Chaucer: A European Life
Chaucer’s life was, by any standards, extraordinary: born the son of a vintner in London a few years before the plague hit, he was taken prisoner in France and ransomed by the king, was living over Aldgate when rebels invaded London in 1381, travelled frequently to France, Italy, and Spain, was an MP in a chaotic parliament, and weathered some of the most dramatic political turbulence in English history. He was also the first English writer to read widely in fourteenth-century Italian literature, and his encounters with Dante, Petrarch, and Boccaccio changed what English poetry could do. Chaucer invented the pentameter, for instance, and wrote in almost every genre you could imagine – including romance, tragedy, lyric, philosophy, scientific treatise, fabliau, tale-collection, dream-vision, beast-fable, saint’s life, penitential tract, and translation.

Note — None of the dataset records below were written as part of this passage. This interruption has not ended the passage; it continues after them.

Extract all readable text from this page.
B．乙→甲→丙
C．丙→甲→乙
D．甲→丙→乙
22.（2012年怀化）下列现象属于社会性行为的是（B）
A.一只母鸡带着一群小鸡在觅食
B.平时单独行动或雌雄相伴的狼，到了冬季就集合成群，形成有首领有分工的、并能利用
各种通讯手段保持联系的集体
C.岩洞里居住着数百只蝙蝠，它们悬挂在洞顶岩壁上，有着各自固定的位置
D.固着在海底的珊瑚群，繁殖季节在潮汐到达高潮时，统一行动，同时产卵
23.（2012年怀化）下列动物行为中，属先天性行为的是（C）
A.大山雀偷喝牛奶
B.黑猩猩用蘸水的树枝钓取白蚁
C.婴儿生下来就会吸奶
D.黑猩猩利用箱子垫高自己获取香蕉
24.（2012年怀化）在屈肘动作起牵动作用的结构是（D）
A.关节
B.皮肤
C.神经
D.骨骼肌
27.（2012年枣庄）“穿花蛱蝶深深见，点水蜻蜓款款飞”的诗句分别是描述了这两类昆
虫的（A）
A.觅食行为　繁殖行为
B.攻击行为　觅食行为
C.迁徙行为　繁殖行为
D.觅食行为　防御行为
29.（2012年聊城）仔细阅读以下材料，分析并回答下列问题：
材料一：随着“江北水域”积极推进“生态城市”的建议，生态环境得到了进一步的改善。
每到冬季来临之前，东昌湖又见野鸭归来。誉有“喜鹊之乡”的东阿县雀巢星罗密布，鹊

We have a great deal of information about Chaucer’s life – a thick volume of life-records to start with – largely because he was a civil servant. The bureaucratic machinery of government kept meticulous records in the middle ages. What we don’t have is personal diaries, letters, or memoirs – so there are particular challenges when writing his life. After some experimentation, I decided to approach his life not through strict chronology, but through places and spaces. Each chapter focuses on a place – some of these are ‘real’ places (such as Florence, or Hainault, or the Tower of London), some are conceptual spaces (such as the Inn, or the Garden, or the Great Household), and some are more imaginative spaces (such as Troy, or Thresholds, or Peripheries). The art and objects that Chaucer saw, the buildings in which he worked, the books he read, the structures in which he lived his life, are all part of his story. The book does remain loosely chronological: the first section, ‘Becoming,’ takes us through his early years, his travels, his marriage, and his starting to write poetry; the second part, ‘Being,’ focuses on his London years at the Custom House as he entered into a period of intense creative development; and the final section, ‘Approaching Canterbury,’ focuses on the last decade of so of Chaucer’s life, years dominated by the construction of the Canterbury Tales.
The European and global aspects of Chaucer’s life are fundamental parts of his identity. Chaucer’s intellectual life was profoundly multilingual. His influences ranged from late-antique philosophy to Arabic science (in Latin translation) to French love poetry to Tuscan sonnets and story collections. London itself was a global city, connected to the spice islands of Indonesia through extensive trade routes. Every week, many ships came in and out of the Thames, heavily laden with all kinds of produce. As a child, Chaucer lived in the London ward most densely populated by immigrants; his own wife was from a Hainault family. Chaucer himself travelled to places including Navarre, now in northern Spain, a country where Jews, Muslims, and Christians co-existed. And he saw the darkest side of the global system in Genoa, where slaves were for sale in the market place.
There are many stories to tell about Chaucer’s life. I’ve found out new information – for instance about his daughter, Elizabeth, about the early circulation of his texts, and about his travels – but Chaucer comes to life more through a detailed exploration of how he lived than through isolated life-records.
Thinking about spaces helps us to think about selfhood: Chaucer lived at a time when the idea of the private was increasingly important – but also caused great anxiety. In London, Chaucer had private rooms of his own – but his avatar (in the House of Fame) complains about writer’s block and is urged to move to the doorway and talk to his neighbours in order to gain inspiration. He needs to read books and listen to everyday conversation in order to develop his extraordinary poetry. Trade, negotiations, treaties, and the circulation of objects, texts, and ideas underpinned Chaucer’s working and his intellectual life. Rather than thinking of him in the traditional way as the ‘father of English literature,’ I consider him to be a great European thinker and poet, a writer embedded in political, social and literary networks that stretched through Europe and beyond.
Chaucer: A European Life will be published by Princeton University Press in April 2019.